View larger version (14K): [in a new window]   Fig. 7. Sec15-GFP recovers from photobleaching more slowly in the presence of latrunculin A. (A) Strain NY2445 containing Sec15-GFP (Sec15GFP) expressed from a fusion construct integrated as the sole copy of SEC15 at the SEC15 locus was grown overnight and used in photobleaching experiments as described in the Materials and Methods. Two representative recovery curves generated from photobleaching Sec15-GFP in the presence of DMSO alone or DMSO + 200 µM latrunculin A (Lat A) are shown. (B) In order to determine how many modes of action were causing Sec15-GFP recovery after photobleaching, the natural log of each point from the example recovery curve from part A was plotted against time. The straight line through the data indicates that only one mode of recovery was detectable for each. (C) The half-time of recovery for specimens incubated with Lat A was compared with the half-time of recovery for untreated specimens and found to be approximately four times longer; 90±16 seconds (n=13) versus 22±5 seconds (n=15).
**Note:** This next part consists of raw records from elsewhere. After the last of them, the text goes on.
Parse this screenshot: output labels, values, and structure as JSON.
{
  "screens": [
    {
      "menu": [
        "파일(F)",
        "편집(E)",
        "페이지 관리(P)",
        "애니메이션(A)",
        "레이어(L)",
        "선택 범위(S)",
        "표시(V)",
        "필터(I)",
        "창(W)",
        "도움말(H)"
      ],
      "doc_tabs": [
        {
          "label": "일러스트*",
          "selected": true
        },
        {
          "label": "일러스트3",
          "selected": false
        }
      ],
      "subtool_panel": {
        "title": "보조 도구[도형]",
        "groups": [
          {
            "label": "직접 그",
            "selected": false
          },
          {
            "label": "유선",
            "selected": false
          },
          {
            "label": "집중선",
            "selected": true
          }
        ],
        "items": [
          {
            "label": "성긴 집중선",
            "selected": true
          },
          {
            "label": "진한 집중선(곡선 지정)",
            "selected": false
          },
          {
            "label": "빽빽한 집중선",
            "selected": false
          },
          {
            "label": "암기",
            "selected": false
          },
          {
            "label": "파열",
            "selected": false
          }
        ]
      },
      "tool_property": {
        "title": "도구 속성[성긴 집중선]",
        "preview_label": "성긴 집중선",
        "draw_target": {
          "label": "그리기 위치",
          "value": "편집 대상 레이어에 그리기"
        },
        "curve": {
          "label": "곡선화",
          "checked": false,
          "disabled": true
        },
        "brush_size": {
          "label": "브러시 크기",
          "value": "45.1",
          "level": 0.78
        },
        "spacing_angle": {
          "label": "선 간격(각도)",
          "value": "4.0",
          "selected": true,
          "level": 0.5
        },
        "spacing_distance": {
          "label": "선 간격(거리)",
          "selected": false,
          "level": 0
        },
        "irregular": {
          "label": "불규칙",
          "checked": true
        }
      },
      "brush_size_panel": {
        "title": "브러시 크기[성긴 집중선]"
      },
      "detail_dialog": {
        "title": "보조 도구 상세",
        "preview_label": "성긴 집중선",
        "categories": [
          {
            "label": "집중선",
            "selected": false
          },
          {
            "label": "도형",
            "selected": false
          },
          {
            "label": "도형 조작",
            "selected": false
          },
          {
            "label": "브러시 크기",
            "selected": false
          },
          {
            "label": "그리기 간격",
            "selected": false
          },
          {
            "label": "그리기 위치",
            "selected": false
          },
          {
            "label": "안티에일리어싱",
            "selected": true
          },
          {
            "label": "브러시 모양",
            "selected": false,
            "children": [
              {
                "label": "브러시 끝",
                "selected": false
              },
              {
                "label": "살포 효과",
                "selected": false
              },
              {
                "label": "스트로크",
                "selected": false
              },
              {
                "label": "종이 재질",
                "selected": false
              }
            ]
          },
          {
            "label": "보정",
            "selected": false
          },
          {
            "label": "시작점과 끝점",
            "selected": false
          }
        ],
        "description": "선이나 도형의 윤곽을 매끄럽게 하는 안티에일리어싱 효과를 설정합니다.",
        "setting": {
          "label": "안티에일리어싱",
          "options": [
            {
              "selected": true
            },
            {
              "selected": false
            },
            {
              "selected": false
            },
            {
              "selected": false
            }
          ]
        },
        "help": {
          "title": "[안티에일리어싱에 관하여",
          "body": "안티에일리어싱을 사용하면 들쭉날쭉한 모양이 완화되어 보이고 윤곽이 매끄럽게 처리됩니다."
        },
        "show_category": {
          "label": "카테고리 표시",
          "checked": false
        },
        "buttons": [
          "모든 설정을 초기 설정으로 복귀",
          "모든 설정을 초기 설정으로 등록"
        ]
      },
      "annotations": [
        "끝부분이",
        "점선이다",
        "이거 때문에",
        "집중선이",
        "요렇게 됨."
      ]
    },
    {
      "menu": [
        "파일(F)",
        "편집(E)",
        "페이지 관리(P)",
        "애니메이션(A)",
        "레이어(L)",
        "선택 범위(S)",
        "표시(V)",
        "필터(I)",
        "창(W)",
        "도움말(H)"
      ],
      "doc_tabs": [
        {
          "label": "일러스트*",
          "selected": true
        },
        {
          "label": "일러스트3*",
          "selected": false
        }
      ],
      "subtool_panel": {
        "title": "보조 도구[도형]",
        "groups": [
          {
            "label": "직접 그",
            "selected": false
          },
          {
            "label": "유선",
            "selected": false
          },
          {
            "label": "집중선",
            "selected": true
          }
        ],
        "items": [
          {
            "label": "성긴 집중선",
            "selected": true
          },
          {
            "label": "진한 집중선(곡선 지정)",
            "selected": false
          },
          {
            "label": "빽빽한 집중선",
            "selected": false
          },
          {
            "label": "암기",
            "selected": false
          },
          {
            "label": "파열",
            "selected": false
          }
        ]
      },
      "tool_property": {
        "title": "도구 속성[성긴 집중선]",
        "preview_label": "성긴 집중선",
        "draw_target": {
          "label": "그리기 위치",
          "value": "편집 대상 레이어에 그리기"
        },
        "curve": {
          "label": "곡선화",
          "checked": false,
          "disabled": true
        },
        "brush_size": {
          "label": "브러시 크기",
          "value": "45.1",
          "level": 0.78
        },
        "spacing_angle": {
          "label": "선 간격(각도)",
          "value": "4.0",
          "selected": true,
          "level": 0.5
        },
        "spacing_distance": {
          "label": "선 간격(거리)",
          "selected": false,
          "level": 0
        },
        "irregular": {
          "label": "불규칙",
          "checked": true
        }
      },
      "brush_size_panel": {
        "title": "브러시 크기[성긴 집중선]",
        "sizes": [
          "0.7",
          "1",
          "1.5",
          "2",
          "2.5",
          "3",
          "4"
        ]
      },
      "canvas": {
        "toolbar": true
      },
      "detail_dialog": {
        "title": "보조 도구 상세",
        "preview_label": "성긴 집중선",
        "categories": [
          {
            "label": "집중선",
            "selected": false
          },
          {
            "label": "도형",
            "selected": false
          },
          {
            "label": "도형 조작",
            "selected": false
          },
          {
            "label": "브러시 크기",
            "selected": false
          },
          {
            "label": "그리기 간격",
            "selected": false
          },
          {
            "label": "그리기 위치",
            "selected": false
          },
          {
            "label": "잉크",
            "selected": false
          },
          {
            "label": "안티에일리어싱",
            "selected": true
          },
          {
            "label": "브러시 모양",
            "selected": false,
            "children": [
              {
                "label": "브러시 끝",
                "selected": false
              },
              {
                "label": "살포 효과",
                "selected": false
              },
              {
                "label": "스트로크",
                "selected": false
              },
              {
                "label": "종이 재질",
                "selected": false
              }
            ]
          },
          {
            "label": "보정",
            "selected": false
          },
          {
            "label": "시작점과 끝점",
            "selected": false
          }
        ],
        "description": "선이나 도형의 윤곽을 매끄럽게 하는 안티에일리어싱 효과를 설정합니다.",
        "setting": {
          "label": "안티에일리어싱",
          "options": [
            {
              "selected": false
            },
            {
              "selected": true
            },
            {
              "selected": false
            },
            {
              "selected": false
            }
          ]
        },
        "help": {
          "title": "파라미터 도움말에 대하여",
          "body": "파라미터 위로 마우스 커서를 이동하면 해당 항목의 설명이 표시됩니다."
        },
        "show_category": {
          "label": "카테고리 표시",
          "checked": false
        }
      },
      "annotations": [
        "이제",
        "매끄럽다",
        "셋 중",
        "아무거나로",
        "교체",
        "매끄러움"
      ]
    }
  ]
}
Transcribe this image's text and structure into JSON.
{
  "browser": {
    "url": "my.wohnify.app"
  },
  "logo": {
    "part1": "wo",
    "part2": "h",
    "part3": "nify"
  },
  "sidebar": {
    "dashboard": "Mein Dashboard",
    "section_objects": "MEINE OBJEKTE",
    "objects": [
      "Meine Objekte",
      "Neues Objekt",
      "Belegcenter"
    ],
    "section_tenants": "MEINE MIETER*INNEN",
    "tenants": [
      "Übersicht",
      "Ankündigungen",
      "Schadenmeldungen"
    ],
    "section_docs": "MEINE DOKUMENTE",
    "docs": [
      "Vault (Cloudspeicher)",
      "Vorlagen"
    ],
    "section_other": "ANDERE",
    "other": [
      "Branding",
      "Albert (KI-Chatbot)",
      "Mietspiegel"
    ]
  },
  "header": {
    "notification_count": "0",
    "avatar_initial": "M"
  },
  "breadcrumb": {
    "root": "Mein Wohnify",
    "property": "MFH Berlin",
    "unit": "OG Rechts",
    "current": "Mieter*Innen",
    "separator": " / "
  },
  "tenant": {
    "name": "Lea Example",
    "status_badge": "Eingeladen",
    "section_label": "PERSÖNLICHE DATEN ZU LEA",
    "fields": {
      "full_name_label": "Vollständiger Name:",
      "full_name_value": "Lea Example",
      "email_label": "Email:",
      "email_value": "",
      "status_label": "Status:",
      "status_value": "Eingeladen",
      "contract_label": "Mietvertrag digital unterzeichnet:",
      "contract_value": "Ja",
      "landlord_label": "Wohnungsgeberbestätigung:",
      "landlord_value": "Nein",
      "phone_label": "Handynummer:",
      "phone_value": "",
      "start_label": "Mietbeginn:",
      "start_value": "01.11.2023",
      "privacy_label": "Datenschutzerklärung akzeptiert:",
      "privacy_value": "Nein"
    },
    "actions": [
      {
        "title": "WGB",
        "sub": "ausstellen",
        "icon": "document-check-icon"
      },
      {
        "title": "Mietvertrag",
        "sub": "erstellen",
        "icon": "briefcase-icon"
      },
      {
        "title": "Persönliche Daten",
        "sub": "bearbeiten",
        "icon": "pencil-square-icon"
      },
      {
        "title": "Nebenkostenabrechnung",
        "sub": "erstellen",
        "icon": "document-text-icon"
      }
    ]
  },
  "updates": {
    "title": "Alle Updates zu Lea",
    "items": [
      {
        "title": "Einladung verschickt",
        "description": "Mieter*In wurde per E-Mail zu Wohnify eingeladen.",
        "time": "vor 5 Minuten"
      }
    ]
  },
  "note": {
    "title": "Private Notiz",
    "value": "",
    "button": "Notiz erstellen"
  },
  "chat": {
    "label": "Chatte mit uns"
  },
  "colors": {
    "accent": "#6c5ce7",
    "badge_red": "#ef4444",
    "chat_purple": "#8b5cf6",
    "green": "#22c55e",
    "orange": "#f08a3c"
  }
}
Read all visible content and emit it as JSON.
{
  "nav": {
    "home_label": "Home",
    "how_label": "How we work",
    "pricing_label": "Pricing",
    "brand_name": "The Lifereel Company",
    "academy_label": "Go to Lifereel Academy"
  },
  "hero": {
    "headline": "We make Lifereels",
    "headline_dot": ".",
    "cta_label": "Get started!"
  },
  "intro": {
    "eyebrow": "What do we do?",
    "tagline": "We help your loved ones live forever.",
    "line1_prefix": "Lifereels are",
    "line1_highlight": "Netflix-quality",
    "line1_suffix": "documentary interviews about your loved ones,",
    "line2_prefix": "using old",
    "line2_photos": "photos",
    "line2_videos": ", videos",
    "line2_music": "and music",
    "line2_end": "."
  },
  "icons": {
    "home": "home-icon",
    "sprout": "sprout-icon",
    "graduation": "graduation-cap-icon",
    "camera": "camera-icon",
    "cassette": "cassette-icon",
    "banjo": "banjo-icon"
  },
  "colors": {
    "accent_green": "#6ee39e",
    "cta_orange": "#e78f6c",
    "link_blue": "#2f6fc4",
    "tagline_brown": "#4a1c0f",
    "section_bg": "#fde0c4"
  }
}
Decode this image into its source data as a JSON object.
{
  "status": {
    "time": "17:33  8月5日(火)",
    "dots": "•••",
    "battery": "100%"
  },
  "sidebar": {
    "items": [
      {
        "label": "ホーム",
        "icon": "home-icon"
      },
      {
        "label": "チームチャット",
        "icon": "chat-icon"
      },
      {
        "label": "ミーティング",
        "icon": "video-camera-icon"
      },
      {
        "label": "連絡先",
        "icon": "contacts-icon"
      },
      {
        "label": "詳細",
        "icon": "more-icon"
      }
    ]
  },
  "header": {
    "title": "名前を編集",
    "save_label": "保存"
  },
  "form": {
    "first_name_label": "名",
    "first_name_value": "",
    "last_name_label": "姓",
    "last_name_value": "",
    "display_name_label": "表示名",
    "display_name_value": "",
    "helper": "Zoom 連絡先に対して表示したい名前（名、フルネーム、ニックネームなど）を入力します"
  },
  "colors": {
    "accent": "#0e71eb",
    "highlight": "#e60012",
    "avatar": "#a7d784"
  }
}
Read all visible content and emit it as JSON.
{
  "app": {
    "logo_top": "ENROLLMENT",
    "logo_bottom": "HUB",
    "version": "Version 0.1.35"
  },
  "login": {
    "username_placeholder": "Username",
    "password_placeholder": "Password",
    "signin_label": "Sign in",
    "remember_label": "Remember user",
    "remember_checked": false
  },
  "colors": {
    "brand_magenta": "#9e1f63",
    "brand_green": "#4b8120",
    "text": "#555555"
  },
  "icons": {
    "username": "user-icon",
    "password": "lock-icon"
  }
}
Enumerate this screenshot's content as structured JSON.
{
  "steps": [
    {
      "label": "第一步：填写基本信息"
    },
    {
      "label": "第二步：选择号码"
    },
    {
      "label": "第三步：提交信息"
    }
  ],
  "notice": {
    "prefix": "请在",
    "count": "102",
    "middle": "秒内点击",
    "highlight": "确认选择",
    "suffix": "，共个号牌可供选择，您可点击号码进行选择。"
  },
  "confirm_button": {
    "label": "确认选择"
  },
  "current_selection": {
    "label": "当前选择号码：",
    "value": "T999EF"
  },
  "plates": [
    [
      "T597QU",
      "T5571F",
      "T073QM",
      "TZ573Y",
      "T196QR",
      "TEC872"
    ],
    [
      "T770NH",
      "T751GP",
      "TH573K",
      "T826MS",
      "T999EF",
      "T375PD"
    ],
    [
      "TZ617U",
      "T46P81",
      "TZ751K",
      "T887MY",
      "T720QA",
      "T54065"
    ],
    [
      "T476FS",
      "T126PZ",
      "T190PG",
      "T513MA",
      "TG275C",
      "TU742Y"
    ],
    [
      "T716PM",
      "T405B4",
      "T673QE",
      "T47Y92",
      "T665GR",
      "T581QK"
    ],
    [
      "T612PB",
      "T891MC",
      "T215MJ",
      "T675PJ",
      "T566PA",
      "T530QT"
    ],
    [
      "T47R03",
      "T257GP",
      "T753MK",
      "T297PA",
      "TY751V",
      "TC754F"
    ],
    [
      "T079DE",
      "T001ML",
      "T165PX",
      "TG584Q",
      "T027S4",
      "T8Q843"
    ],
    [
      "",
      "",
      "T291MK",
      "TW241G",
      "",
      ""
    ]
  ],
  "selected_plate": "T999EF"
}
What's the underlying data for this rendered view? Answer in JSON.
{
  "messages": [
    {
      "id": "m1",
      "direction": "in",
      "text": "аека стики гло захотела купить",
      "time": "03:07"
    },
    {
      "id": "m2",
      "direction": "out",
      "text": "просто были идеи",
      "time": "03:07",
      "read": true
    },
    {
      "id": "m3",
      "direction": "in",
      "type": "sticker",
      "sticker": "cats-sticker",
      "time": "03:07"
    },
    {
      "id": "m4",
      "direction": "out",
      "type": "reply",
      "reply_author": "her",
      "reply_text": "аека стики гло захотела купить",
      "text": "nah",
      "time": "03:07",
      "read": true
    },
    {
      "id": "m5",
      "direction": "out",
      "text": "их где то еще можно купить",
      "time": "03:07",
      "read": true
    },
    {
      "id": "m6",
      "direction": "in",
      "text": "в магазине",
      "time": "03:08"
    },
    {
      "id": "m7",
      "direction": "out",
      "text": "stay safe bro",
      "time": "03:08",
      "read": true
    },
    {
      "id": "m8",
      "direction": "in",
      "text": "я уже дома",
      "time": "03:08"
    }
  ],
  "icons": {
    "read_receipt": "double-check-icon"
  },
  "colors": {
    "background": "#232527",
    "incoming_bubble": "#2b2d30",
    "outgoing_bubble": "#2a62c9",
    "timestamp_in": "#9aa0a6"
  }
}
View larger version (44K): [in a new window]   Fig. 8. Sec15-1–GFP mislocalizes as does Sec8-GFP in a sec15-1 background. (A) GFP-tagged sec15-1 (sec15-1 GFP; NY2565) or SEC15 (Sec15 GFP; NY2557) cells were shifted to restrictive temperature (37°C) or grown at permissive temperature (25°C) for 1.5 hours and processed for GFP fluorescence detection. Cells were visualized by direct fluorescence microscopy. (B) The proportion of cells containing a polarized GFP signal from the experiment shown in panel A was scored. At least 200 cells were scored in each strain. (C) Cells expressing GFP-tagged Sec8 (Sec8GFP), either in a wild-type (NY2558) or sec15-1 (sec15-1; NY2566) background were shifted to restrictive (37°C) or grown at permissive (25°C) temperature for 1.5 hours and processed for the direct GFP fluorescence detection. The localization was visualized by direct fluorescence microscopy. (D) The proportion of cells containing a polarized GFP signal from the experiment shown in panel C was scored. At least 200 cells were scored in each strain.